Nunca me aconteceu nada, mas já houve episódios terríveis, como o caso recente do aluno da FEA que levou um tiro no estacionamento da faculdade e morreu.

Para prevenir violência desse tipo, há um conceito em voga que eu apoio: delega-se ao Estado o dever de zelar pela Segurança Pública. Em vez de deixar que cada um se defenda como pode, criam-se forças policiais para desempenharem a missão.

Essas forças podem ser bem ou mal preparadas, equipadas, orientadas. Podem ter um comando respeitável ou inaceitável. Podem acertar mais do que errar ou o contrário.

Desde que o Maluf deixou o governo do estado (Graças!), a Polícia de São Paulo tem, em tese ou em princípio, uma orientação menos prende-e-arrebenta e mais calcada nos princípios do regime democrático, em que as instituições tem regras, tem deveres e limites, tem compromisso com as leis do país e algumas convenções internacionais, como a Declaração dos Direitos Humanos... Digo "em tese" porque a gestão de Saulo de Castro me parecia mais próxima do estilo Maluf do que da tradição dos tucanos, em geral muito mais esclarecidos.

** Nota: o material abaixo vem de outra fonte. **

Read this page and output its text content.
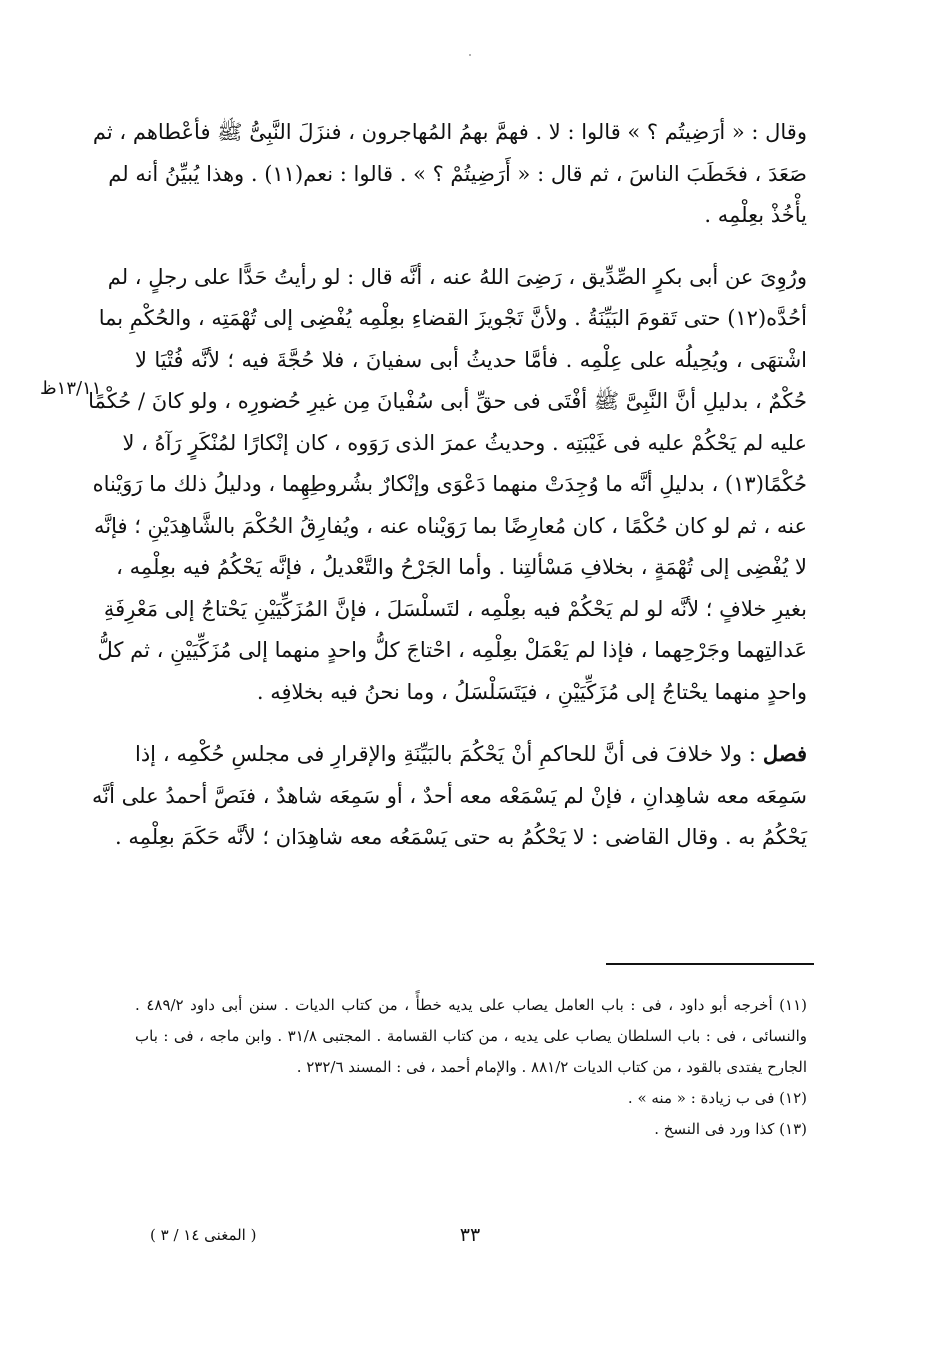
وقال : « أرَضِيتُم ؟ » قالوا : لا . فهمَّ بهمُ المُهاجرون ، فنزَلَ النَّبِىُّ ﷺ فأعْطاهم ، ثم
صَعَدَ ، فخَطَبَ الناسَ ، ثم قال : « أَرَضِيتُمْ ؟ » . قالوا : نعم(١١) . وهذا يُبيِّنُ أنه لم
يأْخُذْ بعِلْمِه .

ورُوِىَ عن أبى بكرٍ الصِّدِّيق ، رَضِىَ اللهُ عنه ، أنَّه قال : لو رأيتُ حَدًّا على رجلٍ ، لم
أحُدَّه(١٢) حتى تَقومَ البَيِّنَةُ . ولأنَّ تَجْويزَ القضاءِ بعِلْمِه يُفْضِى إلى تُهْمَتِه ، والحُكْمِ بما
اشْتهَى ، ويُحِيلُه على عِلْمِه . فأمَّا حديثُ أبى سفيانَ ، فلا حُجَّةَ فيه ؛ لأنَّه فُتْيَا لا
حُكْمٌ ، بدليلِ أنَّ النَّبِىَّ ﷺ أفْتَى فى حقِّ أبى سُفْيانَ مِن غيرِ حُضورِه ، ولو كانَ / حُكْمًا
عليه لم يَحْكُمْ عليه فى غَيْبَتِه . وحديثُ عمرَ الذى رَوَوه ، كان إنْكارًا لمُنْكَرٍ رَآهُ ، لا
حُكْمًا(١٣) ، بدليلِ أنَّه ما وُجِدَتْ منهما دَعْوَى وإنْكارٌ بشُروطِهِما ، ودليلُ ذلك ما رَوَيْناه
عنه ، ثم لو كان حُكْمًا ، كان مُعارِضًا بما رَوَيْناه عنه ، ويُفارِقُ الحُكْمَ بالشَّاهِدَيْنِ ؛ فإنَّه
لا يُفْضِى إلى تُهْمَةٍ ، بخلافِ مَسْألتِنا . وأما الجَرْحُ والتَّعْديلُ ، فإنَّه يَحْكُمُ فيه بعِلْمِه ،
بغيرِ خلافٍ ؛ لأنَّه لو لم يَحْكُمْ فيه بعِلْمِه ، لتَسلْسَلَ ، فإنَّ المُزَكِّيَيْنِ يَحْتاجُ إلى مَعْرِفَةِ
عَدالتِهما وجَرْحِهما ، فإذا لم يَعْمَلْ بعِلْمِه ، احْتاجَ كلُّ واحدٍ منهما إلى مُزَكِّيَيْنِ ، ثم كلُّ
واحدٍ منهما يحْتاجُ إلى مُزَكِّيَيْنِ ، فيَتَسَلْسَلُ ، وما نحنُ فيه بخلافِه .

فصل : ولا خلافَ فى أنَّ للحاكمِ أنْ يَحْكُمَ بالبَيِّنَةِ والإقرارِ فى مجلسِ حُكْمِه ، إذا
سَمِعَه معه شاهِدانِ ، فإنْ لم يَسْمَعْه معه أحدٌ ، أو سَمِعَه شاهدٌ ، فنَصَّ أحمدُ على أنَّه
يَحْكُمُ به . وقال القاضى : لا يَحْكُمُ به حتى يَسْمَعُه معه شاهِدَان ؛ لأنَّه حَكَمَ بعِلْمِه .

١٣/١١ظ
(١١) أخرجه أبو داود ، فى : باب العامل يصاب على يديه خطأً ، من كتاب الديات . سنن أبى داود ٤٨٩/٢ .
والنسائى ، فى : باب السلطان يصاب على يديه ، من كتاب القسامة . المجتبى ٣١/٨ . وابن ماجه ، فى : باب
الجارح يفتدى بالقود ، من كتاب الديات ٨٨١/٢ . والإمام أحمد ، فى : المسند ٢٣٢/٦ .
(١٢) فى ب زيادة : « منه » .
(١٣) كذا ورد فى النسخ .
٣٣
( المغنى ١٤ / ٣ )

Sob orientação de pessoas mais progressistas e humanistas, a polícia ainda comete erros. Mas, como acontece em todas as instituições, a direção faz toda a diferença - começando pelo governador, passando pelo Secretário, Comandante-Geral e daí por diante. Sempre vai haver desvios de conduta, mas a diretriz e o exemplo que vem de cima inibem a má conduta - incluindo, claro, a punição aos delinquentes.

Resumindo: não, a polícia de São Paulo não é perfeita e nunca será, como nenhuma é. Mas melhorou muito nos últimos anos e possivelmente é a melhor do Brasil. (Pelo que eu vejo da polícia de Pernambuco, Pará, Rio de Janeiro... Das outras não tenho muita informação). E se ela for ruim, temos de lutar para que seja boa. Mas não para entregar suas funções para outras entidades.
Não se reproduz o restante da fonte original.